Emperyalist sömürü siyasetinin kurumsal unsurlarının başında gelen Büyük Ortadoğu Projesinin eşbaşkanlığını yürüten Başbakan Recep Tayyip ERDOĞAN ise işgal ettiği koltuğun tüm dünya halkları için barışı temsil ettiğini göz ardı edip küresel güçlere hizmet ederek ulusumuzun yüzünü kızartıyor. AKP iktidarı, Suriye’yi kana bulayan terör örgütlerine açık devlet desteği vererek teröristleri ülkemizde barındırıyor. Komşu Suriye’de akan kanı daha da şiddetlendiren bu sorumsuz yaklaşım kendi yurttaşlarımızın canına da mal olmaktadır. Yakın zamana kadar komşularla sıfır sorun palavrasıyla oy toplayan AKP siyaseti, bugün komşularını yok ederek kanını emmeye çalışan küresel sermayenin maşalığını yapmaktadır. Dünün AB’ye karşı “İslam Ortak Pazarı” savunucularının, bugün ABD ve AB’nin taşeronluğunu üstlenerek Müslüman kanı dökülmesine destek vermeleri, yaşadığımız tarihsel musibettir.
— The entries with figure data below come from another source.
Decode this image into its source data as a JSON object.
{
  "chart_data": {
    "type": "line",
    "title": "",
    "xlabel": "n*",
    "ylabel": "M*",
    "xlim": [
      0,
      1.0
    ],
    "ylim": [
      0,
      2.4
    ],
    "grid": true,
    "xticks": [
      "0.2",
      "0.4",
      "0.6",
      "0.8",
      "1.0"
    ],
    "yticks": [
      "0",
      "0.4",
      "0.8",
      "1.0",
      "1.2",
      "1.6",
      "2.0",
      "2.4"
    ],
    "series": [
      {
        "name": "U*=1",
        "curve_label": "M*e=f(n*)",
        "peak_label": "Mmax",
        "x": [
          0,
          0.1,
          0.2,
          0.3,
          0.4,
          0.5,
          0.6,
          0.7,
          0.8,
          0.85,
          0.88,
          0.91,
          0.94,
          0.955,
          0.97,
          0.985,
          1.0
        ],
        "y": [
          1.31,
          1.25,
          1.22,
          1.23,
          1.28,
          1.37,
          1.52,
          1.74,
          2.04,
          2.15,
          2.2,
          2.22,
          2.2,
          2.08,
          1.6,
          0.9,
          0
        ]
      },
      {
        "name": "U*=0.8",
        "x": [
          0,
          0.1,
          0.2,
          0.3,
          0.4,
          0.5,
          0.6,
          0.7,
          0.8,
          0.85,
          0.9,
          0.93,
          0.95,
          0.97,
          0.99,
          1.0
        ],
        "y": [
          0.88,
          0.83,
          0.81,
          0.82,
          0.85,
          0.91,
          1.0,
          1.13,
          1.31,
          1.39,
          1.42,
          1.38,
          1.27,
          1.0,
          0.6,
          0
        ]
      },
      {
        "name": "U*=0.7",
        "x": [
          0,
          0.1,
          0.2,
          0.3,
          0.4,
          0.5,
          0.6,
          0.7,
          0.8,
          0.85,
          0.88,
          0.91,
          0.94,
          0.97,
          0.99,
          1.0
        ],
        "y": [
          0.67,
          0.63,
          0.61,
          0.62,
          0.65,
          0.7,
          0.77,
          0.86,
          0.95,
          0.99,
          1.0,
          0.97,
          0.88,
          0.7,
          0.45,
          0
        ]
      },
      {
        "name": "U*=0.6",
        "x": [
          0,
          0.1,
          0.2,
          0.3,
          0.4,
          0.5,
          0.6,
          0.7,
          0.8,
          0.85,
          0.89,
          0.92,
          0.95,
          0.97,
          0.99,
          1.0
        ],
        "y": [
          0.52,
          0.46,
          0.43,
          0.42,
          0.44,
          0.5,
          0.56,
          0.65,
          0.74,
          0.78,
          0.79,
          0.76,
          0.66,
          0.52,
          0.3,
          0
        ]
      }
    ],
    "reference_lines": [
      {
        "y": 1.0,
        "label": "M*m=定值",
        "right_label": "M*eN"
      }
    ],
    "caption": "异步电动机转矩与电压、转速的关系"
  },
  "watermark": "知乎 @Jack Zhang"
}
Dünyanın ilk anti-emperyalist ulusal kurtuluş savaşını yapmış, tüm mazlum uluslara bağımsızlık kapılarını açmış bir ülke olan Türkiye, bugün ise mazlum uluslara silah doğrultanlarla aynı safta yer alan bir siyasal iktidar tarafından yönetilmektedir.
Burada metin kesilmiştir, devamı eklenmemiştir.